I’m not a book-purist at all, though, as evidenced by how ecstatic I am that Lafayette isn’t in the back of Andy Bellefleur’s car. At least for now. Which leads into the storyline for the second season. Now assuming they’re following the book pretty closely, Maryann (played by the delightful Michelle Forbes who has stolen just about every scene she’s been in so far) may well end up being the awesome instigator of great madness. (How spoiler-y should I get for the books? If you want to know who I think Maryann is, ask me in the comments.) I love that instead of having Sam go crazy for Maryann currently, which I always thought was a weaker part of book two, he had sex with her years ago. It adds a dimension of back story to both of them that fleshes it out so much more while explaining why Sam is occasionally dumb in this story arc. I’m so impressed that while they expanded Tara’s character so much, and introduced her so much earlier, they’re still managing to weave her into the Eggs/parties drama.
In the books I never thought all that much about Bill killing Sookie’s uncle.

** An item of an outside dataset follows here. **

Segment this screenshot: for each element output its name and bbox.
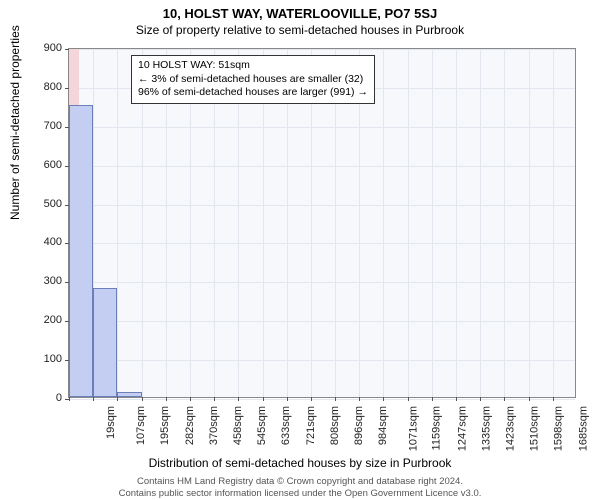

She very briefly freaked out on him about it, but that’s understandable because a) it’s murder and b) she’d just recently found out that he could simulate a tornado, so he was just a little scary. But honestly? My main reaction was “good.” Good riddance. He abused and traumatized a little girl, psychologically scarring her. There seemed to be much bigger things to get upset about than getting rid of scum. This episode made me reconsider just how callous I can be about that. By placing it towards the beginning and not in the middle of a dramatic plot, I had more emotional energy to expend on it and having actually seen the uncle through Bill’s eyes, it all became much more real. I don’t condone the death penalty, so how can I condone Bill’s actions? Because I know he does it out of a sick sense of affection for Sookie? Bill’s actions, thought processes and emotions became just a tiny bit more alien to me in that moment, which achieved what all the stupid growling in a car park couldn’t do; it made him intimidating. Which is great, because most of the time I think he is the most adorable that ever adorabled and I really want the next episode to show him playing Wii tennis again, although True blood cocktail hour would suffice instead. I enjoy confused daddy!Bill almost as much as Sam breaking wood over his leg last season.

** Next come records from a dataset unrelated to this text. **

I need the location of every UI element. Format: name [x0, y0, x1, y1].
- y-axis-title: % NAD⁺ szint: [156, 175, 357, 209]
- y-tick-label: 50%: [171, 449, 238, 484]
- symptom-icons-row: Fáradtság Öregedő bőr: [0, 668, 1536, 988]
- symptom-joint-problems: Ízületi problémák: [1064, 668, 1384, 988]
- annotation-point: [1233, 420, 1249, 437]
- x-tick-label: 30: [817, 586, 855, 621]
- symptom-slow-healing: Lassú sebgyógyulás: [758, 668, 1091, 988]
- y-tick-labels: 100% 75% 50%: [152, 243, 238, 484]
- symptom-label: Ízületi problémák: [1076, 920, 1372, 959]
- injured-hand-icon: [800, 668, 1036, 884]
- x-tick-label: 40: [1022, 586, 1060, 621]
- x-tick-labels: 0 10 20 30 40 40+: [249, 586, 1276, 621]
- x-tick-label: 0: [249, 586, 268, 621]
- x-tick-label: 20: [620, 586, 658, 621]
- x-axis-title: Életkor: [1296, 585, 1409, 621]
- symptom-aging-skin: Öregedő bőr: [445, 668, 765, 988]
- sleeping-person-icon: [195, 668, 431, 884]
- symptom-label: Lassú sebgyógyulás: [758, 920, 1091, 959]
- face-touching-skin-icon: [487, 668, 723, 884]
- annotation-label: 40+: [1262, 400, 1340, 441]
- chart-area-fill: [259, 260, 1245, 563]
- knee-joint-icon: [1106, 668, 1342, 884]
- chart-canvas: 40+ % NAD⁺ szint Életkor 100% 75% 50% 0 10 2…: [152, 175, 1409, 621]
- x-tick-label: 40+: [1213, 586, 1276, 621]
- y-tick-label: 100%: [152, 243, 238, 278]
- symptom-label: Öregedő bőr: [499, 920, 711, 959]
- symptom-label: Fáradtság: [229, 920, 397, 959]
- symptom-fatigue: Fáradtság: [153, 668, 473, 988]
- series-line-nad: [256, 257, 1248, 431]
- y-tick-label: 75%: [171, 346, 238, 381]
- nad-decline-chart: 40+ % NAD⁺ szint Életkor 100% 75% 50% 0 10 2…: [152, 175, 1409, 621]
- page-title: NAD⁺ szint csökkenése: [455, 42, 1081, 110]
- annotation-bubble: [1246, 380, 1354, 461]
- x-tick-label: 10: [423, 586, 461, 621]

I am really glad, at least for now, that Bill and Sookie are working on their relationship, but I can’t help feeling like she’s taking the whole Jessica thing very calmly. I almost hope that, unlike the books, this Bill doesn’t have to betray Sookie down the road, but weighed against that is that then there will be more Erik and Pam. Provided, of course, that Pam wears a twin-set, which is possibly my single favorite visual from the books.
I’m really excited for this season; they’re keeping the Dallas trip, which means we will soon meet Barry, one of my favorite characters ever, and I assume we’ll begin to see more of the vampire politics that I was ranting about missing. Plus we’ll get to meet the crazy Newlins of the Fellowship of the Son and I bet Jason will get to be even more of an asshole, especially to his sister, than I had thought possible.